В историческом районе Рязани, родного города Алексея Колчева, напротив кремля, возвышается памятник наиболее известному поэту этих мест — Сергею Есенину. Изображенный по пояс каменный поэт, на лице которого застыло характерное отрешенное выражение, как бы поднимается из земли, восстает из-под придавивших его глыб почвы. Это памятник зомби, заставляющий вспомнить об огромных мертвецах Гоголя, растущих под землей, чтобы в нужный час выбраться на поверхность, сотрясая окрестные земли. Каменный Есенин, поднявшись из-под земли почти по грудь, разгребает глинистую почву, стремясь подняться выше — во весь свой титанический рост. И мне кажется, что образ зомби — похороненной реальности, что не может успокоиться и восстает к новой, но уже бессознательной жизни, — ключевой для поэзии Алексея Колчева.
Одно из философских определений зомби гласит, что зомби во всем подобны людям, за одним существенным исключением — они не в состоянии классифицировать фрагменты собственного опыта, определить, что собой представляют эти фрагменты и на что они похожи (симптоматично, что Стэнфордская энциклопедия философии приводит в пример запах прожаренных кофейных бобов,
восприятие которого чуждо зомби, видимо, в той же мере, что и персонажам Кол- чева)[1]. Зомби обитают в неком выцветшем мире, где совершенно разные культурные и социальные практики сливаются в один нерасчленимый поток, — именно так происходит в изображаемой Колчевым действительности: это мир русской провинции, который не только поглощает все, что попадает на его территорию, но и заражает любого пришельца свойственным ему безразличием — так, как зомби заражает свою жертву, становящуюся после ряда мучительных метаморфоз одним из тех существ, что еще недавно доводили ее до исступленного ужаса.

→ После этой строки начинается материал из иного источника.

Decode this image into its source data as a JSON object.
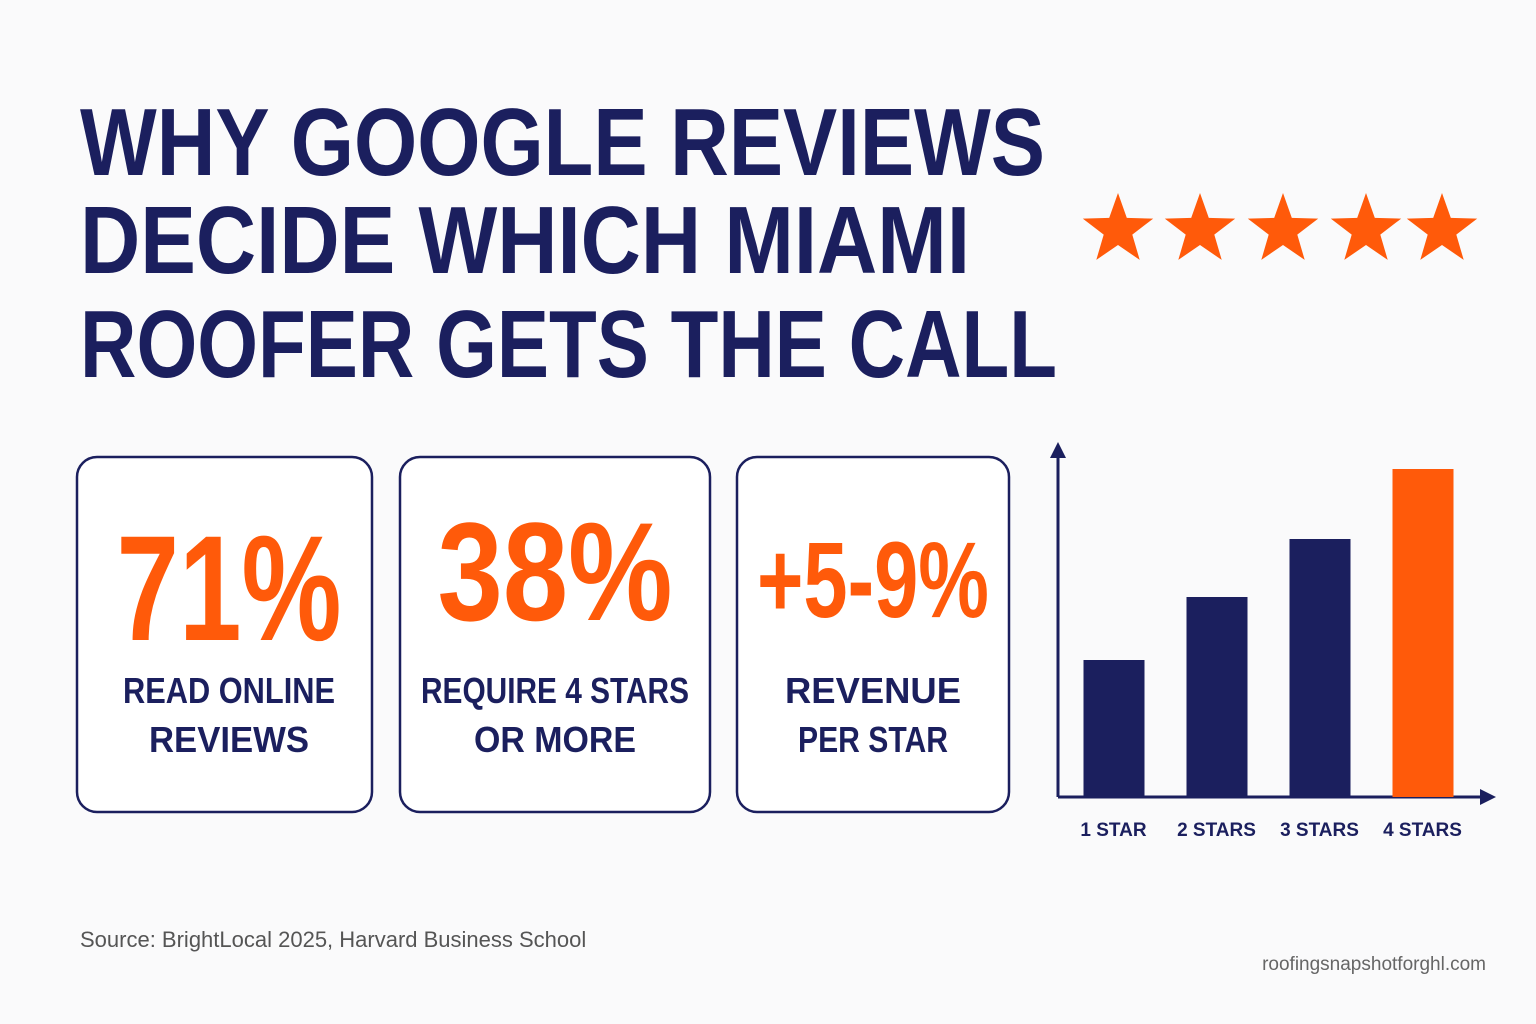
{
  "header": {
    "title_lines": [
      "WHY GOOGLE REVIEWS",
      "DECIDE WHICH MIAMI",
      "ROOFER GETS THE CALL"
    ]
  },
  "stats": [
    {
      "value": "71%",
      "label_lines": [
        "READ ONLINE",
        "REVIEWS"
      ]
    },
    {
      "value": "38%",
      "label_lines": [
        "REQUIRE 4 STARS",
        "OR MORE"
      ]
    },
    {
      "value": "+5-9%",
      "label_lines": [
        "REVENUE",
        "PER STAR"
      ]
    }
  ],
  "chart_data": {
    "type": "bar",
    "categories": [
      "1 STAR",
      "2 STARS",
      "3 STARS",
      "4 STARS"
    ],
    "values": [
      137,
      200,
      258,
      328
    ],
    "colors": [
      "#1b1f5e",
      "#1b1f5e",
      "#1b1f5e",
      "#ff5a0a"
    ],
    "ylim": [
      0,
      352
    ]
  },
  "footer": {
    "source": "Source: BrightLocal 2025, Harvard Business School",
    "website": "roofingsnapshotforghl.com"
  }
}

Русская провинция увидена Колчевым из своеобразной макамбрической перспективы, перспективы посмертного бытия — тот, кто оказывается здесь, обнаруживает себя в «зомбифицированной» реальности и постепенно сам становится ее частью. Но поэт не изображает этот мир со стороны, его нельзя назвать бесстрастным наблюдателем; напротив, он погружен во все, что происходит на этих проклятых землях. Он словно бы замаскирован под окружающих его живых мертвецов, готов поставить знак равенства между собой и ими и, видимо, чувствует, как постепенно становится одним из них: некто / наблюдающий всё это / параллельно обдумывает / строки / о величии павших империй / о грузной судьбе / тридесятых царств и народов («Частный случай», б.п.) — или: постоянные участники фестиваля <...> барышни пишущие под бродского юноши / выдающие себя за лесбиянок / мертвые классики живые классики / автор пишущий эти строки <...> я поэт / автор множества / неудачных стихотворений («Несовершенный вид», с. 43). Эта фигура поэта одновременно принадлежит описываемой реальности и отторгается ею: только поэт может дать голос бормочущим зомби, но в качестве платы за это он сам должен стать одним из них. Та «зомбифицированная» речь, которая слышна в стихах Колчева, непосредственно основывается на языке новейшей русской поэзии, но этот язык словно заражен тем вирусом, что превращает провинциальный мир в мир зомби, — его ткани и органы причудливым образом изменяются и превращаются в нечто совсем иное.
Провинция для Колчева — это своеобразный инструмент «зомбификации»: не только люди, но и культурные образцы здесь постепенно изменяются, превращаются в нечто странное и пугающее (как это произошло с Есениным). Кажется, перед поэтом стоял вопрос: как те или иные поэтические техники могут смотреться в контексте провинциальной жизни? Ответом служил особый эксперимент, в ходе которого чужим техникам и манерам прививались гены зомби, способствующие образованию странных и подчас пугающих гибридов.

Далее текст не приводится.